Until now non-fiction classification in our house was only a question of which shelf to put them. All the spy books on one shelf which in turn is part of a bookcase that is almost entirely ‘war/ history/spying’ – all logical to me. However, when one starts to think about making a list of them classification immediately becomes an issue. It’s my issue no one else’s and I could decide to classify by purchase date, colour, size – anything up to and including my subjective feelings about the book but realistically there has to be some sort of logical system. Take for example, today’s exercise on the spying/cold war books. I have the official histories of both MI5 and M16. Are they to be classified as spying, history, given both categories – what? The answer, of course, following Humpty Dumpty, is that the right category for any given book is just what I choose it to be -“ neither more nor less.”
So for me this area will be
Non Fiction / Escape
Non Fiction / Cold War
Non Fiction / War / First World War
Non Fiction / War / Second World War
Non Fiction / War / Vietnam War
Non Fiction / War / Falklands War
Non Fiction / War / First Gulf War
Non Fiction / War / Second Gulf War
Non Fiction /War / Honourable Artillery Company
Of course this particular set of categories only represents my book buying habits of 45 years or so. For example, I have books on the Battle of Dien Bien Phu. I know that that should be in the category ‘First Indochina War’ but sorry ‘tough’ it’s going in the Vietnam war category. That classification issue raised itself when many years ago we bought a scanner to scan ISBN codes to create a database. The problem with it was that the database was generated from other users. I scanned all the Vietnam books in and found that every one of them was catalogued differently. I wanted the category to be simply ‘Vietnam war’ but, for example, with ‘We were soldiers once and young’ I got ‘helicopter’, IA Drang’, Air Mobile’ etc, That scanner and database was short lived!

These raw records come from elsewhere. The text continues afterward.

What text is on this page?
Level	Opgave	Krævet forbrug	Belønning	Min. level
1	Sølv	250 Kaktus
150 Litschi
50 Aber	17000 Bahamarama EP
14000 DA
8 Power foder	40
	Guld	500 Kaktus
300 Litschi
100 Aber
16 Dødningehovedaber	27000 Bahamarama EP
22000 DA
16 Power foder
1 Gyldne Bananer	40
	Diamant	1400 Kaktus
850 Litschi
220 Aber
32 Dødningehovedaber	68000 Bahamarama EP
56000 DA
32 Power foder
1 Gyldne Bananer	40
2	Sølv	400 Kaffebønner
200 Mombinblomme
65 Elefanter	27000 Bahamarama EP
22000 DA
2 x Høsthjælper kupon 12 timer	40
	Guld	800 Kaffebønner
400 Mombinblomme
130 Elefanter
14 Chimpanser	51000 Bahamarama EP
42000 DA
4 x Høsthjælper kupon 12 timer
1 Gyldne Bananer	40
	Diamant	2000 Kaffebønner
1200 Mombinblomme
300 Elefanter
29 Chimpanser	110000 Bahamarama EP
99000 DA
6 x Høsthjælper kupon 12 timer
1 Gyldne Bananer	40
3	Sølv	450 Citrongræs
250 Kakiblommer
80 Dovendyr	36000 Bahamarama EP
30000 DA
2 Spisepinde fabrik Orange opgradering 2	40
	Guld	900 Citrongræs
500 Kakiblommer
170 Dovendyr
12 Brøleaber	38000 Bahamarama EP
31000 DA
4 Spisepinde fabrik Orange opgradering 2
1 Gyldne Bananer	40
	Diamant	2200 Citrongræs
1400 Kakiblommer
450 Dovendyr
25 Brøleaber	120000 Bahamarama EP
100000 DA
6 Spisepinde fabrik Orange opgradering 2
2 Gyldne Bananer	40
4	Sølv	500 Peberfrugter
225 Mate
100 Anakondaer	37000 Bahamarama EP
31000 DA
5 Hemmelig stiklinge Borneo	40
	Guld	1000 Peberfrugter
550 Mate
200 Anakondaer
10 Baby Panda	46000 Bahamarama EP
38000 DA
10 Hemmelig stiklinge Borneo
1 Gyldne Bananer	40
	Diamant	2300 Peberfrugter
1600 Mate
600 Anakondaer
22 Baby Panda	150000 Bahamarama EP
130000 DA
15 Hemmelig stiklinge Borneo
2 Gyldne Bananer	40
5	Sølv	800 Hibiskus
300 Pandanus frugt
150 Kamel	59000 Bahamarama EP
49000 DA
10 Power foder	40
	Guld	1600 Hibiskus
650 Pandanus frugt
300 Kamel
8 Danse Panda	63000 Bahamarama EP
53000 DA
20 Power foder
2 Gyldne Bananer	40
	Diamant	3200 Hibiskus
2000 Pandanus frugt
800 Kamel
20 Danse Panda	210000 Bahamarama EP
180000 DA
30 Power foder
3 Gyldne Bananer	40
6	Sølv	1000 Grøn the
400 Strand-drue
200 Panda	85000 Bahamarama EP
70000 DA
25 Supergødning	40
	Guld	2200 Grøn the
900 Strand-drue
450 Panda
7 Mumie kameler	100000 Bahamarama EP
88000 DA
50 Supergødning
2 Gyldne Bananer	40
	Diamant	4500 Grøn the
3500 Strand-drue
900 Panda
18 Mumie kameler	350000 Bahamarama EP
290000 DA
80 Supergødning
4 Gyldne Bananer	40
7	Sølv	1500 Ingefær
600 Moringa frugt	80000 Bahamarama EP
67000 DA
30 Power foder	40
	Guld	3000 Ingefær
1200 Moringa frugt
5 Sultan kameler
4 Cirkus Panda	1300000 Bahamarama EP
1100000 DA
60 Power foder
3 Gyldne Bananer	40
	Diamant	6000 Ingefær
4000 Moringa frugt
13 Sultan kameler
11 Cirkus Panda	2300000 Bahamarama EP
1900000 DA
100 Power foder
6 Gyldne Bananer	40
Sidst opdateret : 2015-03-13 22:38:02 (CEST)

I will start on the spying books today and slowly move through non-fiction. At the same time I will deal with fiction whenever I feel like it. I expect as much can be written about fiction classification as about non-fiction. With fiction the main distinction seems to me to be between those books that are something and the residual class that are not. The ‘something’ in this is fantasy, crime, historical, science fiction, romance novels and whatever other “genre” . The daft thing is that there exists some snobbery about ‘genre’ fiction. A friend of mine makes the distinction between the science fiction ‘genre’ and ‘real’ fiction by using Margaret Atwood and Iain M Banks as examples. His point is that Booker prize winning author Margaret Atwood clearly passes the quality test but still writes science or speculative fiction – Oryx and Crake being an example. That book, by the way, was short listed for the Booker when published in 2003. I bought it new in hardback on publication:
And I have the Booker Prize winning ‘The Blind Assassin’ both UK first edition first impression:
Also pictured is a promotional bookmark about the Booker from the year Margaret won the competition.
Here are the other Margaret Atwood books.
As for Iain M Banks and Iain Banks well the distinction is well known. What I think is slightly less well known is that the police sergeant twins in Hot Fuzz are reading one of Iain M Banks and Iain Banks each with the humorous angle that the scruffy twin is reading Iain M and the neat and tidy one Iain. It is of course terribly sad that Iain Banks died in 2013. Both types of his books are fantastic but for me the Culture series of novels stand out and in particular the State of the Art.